Unless you have asked numerous colleagues to explain in detail how they actually distinguish small real effects from background variations, some of the techniques they employ may be a surprise and very counterintuitive to you. In Figure 1 , a small data set is given, and then it is explained how pathologists who use each method prepare the data, what information they extract, and how they use it to decide whether the difference in the data is real or just a chance event. If the detailed descriptions in the body of the text appear confused or pointless, refer to the concrete examples of each method in Figure 1 to give you insight into each method’s rationale.
Illustrations of the practical application of the discriminant methods.
The comments on the relative strengths and weaknesses of the various methods are based on data and analyses drawn from some arcane techniques. These techniques, and the detailed results from them, have already been published in the peer-reviewed literature (Holland 1996, 2001, 2005, 2010). The intention in this article is to point out the practical consequences of these earlier results. Those interested can go to these original references to see the detailed data that support these recommendations.

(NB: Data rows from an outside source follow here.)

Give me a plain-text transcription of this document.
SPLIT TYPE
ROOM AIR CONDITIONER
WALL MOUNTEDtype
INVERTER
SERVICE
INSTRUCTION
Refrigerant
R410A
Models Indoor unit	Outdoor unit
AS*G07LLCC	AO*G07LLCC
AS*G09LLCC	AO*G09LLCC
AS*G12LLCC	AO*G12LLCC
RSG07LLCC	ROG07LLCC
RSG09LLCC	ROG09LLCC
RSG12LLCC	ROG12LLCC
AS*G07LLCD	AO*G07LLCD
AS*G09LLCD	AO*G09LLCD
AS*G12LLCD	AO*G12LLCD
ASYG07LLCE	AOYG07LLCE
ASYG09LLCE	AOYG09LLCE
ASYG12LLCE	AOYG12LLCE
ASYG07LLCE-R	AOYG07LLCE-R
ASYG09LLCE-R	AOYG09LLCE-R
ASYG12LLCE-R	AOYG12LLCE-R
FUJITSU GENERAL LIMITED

The sensitivity of the various methods is compared in these terms: the size of treatment effect for the method under discussion to just achieve 80% power has been measured (this is a conventional target for sensitivity, meaning that if an experiment were run 100 times with the same or a certain difference between the groups at the same confidence level, then it would detect the difference 80 times [Holland 2010]). This size of effect that achieves 80% power for each method is compared with the size of treatment effect needed to be detectable with 80% power by the most powerful of the techniques (in this case the Ordering Method using a Wilcoxon-Mann-Whitney test [WMW]) at the same power [Holland 2010]). The result is given numerically as a percentage increase—so a method that achieves 80% power only when there is twice the difference between the groups required for the Ordering Method to achieve this power is described as requiring a 100% increase in effect compared with the Ordering Method.
Assumptions
The following are assumed: Two groups of 10 animals need to be compared to see if a real difference between them exists—so this article covers typical rodent studies but not large animal studies, with group sizes of 3 or 4, nor carcinogenicity studies. The difference (or lack of it) needs to be expressed in objective terms, even if the data themselves are subjective. The feature of interest is known before the unbiased examination takes place, so there is no need to find the difference between the groups during the examination. This requires a prior examination of the material to identify what is putatively related to treatment and what is not. There are no features other than the one of interest that could indicate from which group an individual comes. The slides can be randomized and examined blind to treatment, group, or findings in other organs, without the histopathologist being able to recall to which group any individual belongs (if she or he did the initial examination to identify features of interest, for example). The final assumption is that a toxic effect is only a change in one direction and that a change in the opposite direction is innocuous (so increased hepatic bile pigment is an indication of toxicity, but a treatment-related decrease in bile pigment is not an indication of toxicity). In technical terms, these are simple alternative hypotheses that would be tested with a one-tailed test. In some organs, this clearly cannot hold—both increased and decreased cellularity in lymphoid organs can be regarded as indications of toxicity. However, extending the idea from simple one-sided testing to composite hypothesis two-tailed testing follows naturally from the work outlined here.
Methods
Ordering Method
In this method, the pathologist places the slides in order from those showing the most extreme form of the feature of interest to the least (or the least to the most affected, which is an equivalent procedure). The slides need to be placed in rank order (see Figure 1 for an illustration). So if one were interested in centrilobular hepatocellular hypertrophy as a possible treatment effect, one would find the individual with the most prominently hypertrophied lobules, then the second most prominently affected individual, the third, and so on to the least affected.
There are a variety of approaches at the microscope to achieving this ordering. Traditionally a bubble-sort always works. A simple way of performing a bubble-sort is Go through the slides and find the most extreme example of the lesion of interest. Put the most extreme example found in step 1 aside from further examination. Repeat steps 1 and 2 with remaining slides. Stop when all the slides have been put aside.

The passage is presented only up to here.